LA Singer-Songwriter Karen Dezelle Releases Intimate New EP
Karen Dezelle is no stranger to soul-deep confession. For the past few years, the LA-based singer-songwriter has been diving deep to extract the rawest, most revealing parts of her heart to share with her listeners. It’s an intense, emotionally exhausting task, but Karen’s always done it with grace. It’s a gift what she does with her words. Nowhere is this clearer than on her latest EP, The Secret in the Heart of the Poet, a collaboration with songwriter and producer Gavyn Bailey.
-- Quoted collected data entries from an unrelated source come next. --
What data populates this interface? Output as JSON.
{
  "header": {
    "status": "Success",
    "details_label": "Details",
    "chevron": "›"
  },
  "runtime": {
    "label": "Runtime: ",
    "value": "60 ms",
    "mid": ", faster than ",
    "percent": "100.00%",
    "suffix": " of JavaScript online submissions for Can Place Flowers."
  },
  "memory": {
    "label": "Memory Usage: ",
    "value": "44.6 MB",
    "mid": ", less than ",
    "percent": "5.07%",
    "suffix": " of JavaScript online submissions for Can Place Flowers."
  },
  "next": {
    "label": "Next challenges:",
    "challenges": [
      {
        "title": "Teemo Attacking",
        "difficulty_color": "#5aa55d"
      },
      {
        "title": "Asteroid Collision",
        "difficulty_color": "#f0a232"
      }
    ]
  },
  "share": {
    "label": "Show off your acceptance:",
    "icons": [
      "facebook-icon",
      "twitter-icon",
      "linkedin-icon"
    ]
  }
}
When we asked Karen to tell us a bit about the EP, she spotlighted its main theme — the difficulty of wanting love but needing to feel comfortable being alone too:
The three songs are meant to tell a story. They are standalone pieces but also fit together as a larger message. ‘The secret in the heart of the poet’ was a line in a play I read once that struck me — I felt like I knew exactly what that line meant — and it's the concept for the EP.
The title track itself is about a struggle I think is at the core of the human disposition, one that artists try to escape through their art, [which] is that we all want to be connected and protected at the same time, we crave love and are terrified of its implications, we are both afraid to be known and also afraid to be alone. I think we all handle these two opposing drives differently, and probably differently with different people and at different points in our life, but it seems we eventually find out the only answer to it is to figure out how to be both — to be known and to be alone.
“The Secret in the Heart of the Poet” is about that struggle in every human heart and especially [about] how art requires such a huge level of vulnerability and exposure and artists often evade personal connection. We all have the ways we are comfortable revealing ourselves to the world and the ways that we are not, I guess. “Skin on Skin” follows that track and it is about the sacred connection, intimacy, bonding, abandonment, healing, confusion, the emptiness left over, how we often see what we look for in others and miss what we don't want to see in them. It follows “The Secret in the Heart of the Poet” because it’s about an attempt at solving that struggle for connection and protection gone wrong because of disillusionment, because of looking to love or human connection or sex to solve an emptiness that it can't.
“Begin Again” is the sort of resolution of the story. It's about healing, transformation, and how it's never too late to shift your perspective, get rid of your army, see another's light, how it's never too late to write a new ending.
The EP overall is about intimacy, transformation, and the relationship with others revealing the relationship with oneself. The production was kept intentionally raw, almost like a live recording, to celebrate the authenticity of the singer-songwriter genre. We wanted it to feel intimate. The songs are what felt like the raw truth. We wanted to keep the production pretty simple and stripped down to reflect that.
The Secret in the Heart of the Poet opens with its title track, a minimally arranged acoustic composition built on quick layers of tender strums. Karen’s voice is a flutter, Gavyn’s harmony is sweet, and together, they deliver too-real lines one after the other like “I can’t let anybody hold me / But I’ll always be lonely / And I need someone to know me,” that endless cycle of wanting love but not being able to let it in. “Skin On Skin” follows, a stunning lo-fi track shrouded in shadows. There’s an emotional quality to the guitar here, like it’s alive or crying or hurt, which is one of Karen and Gavyn’s talents — they’re able to anthropomorphize their instruments and their voices so that the music becomes a story and the story becomes an emotion. The songwriting here, too, is a subtle soul-crusher, especially when Karen sings “You say you don’t believe in love / Maybe you’re just afraid of not being enough.” The EP ends with “Begin Again,” the metaphorical light at the end of the tunnel — there’s a sweetness to it so it’s automatically more hopeful. There are layered harmonies and faster acoustic strums, a quicker pace that suggests things have lightened up a bit after such a painful past ten minutes of love gone wrong. With The Secret in the Heart of the Poet, Karen Dezelle continues to do what she does best — strip her soul on beds of bare-bones indie-folk rhythms.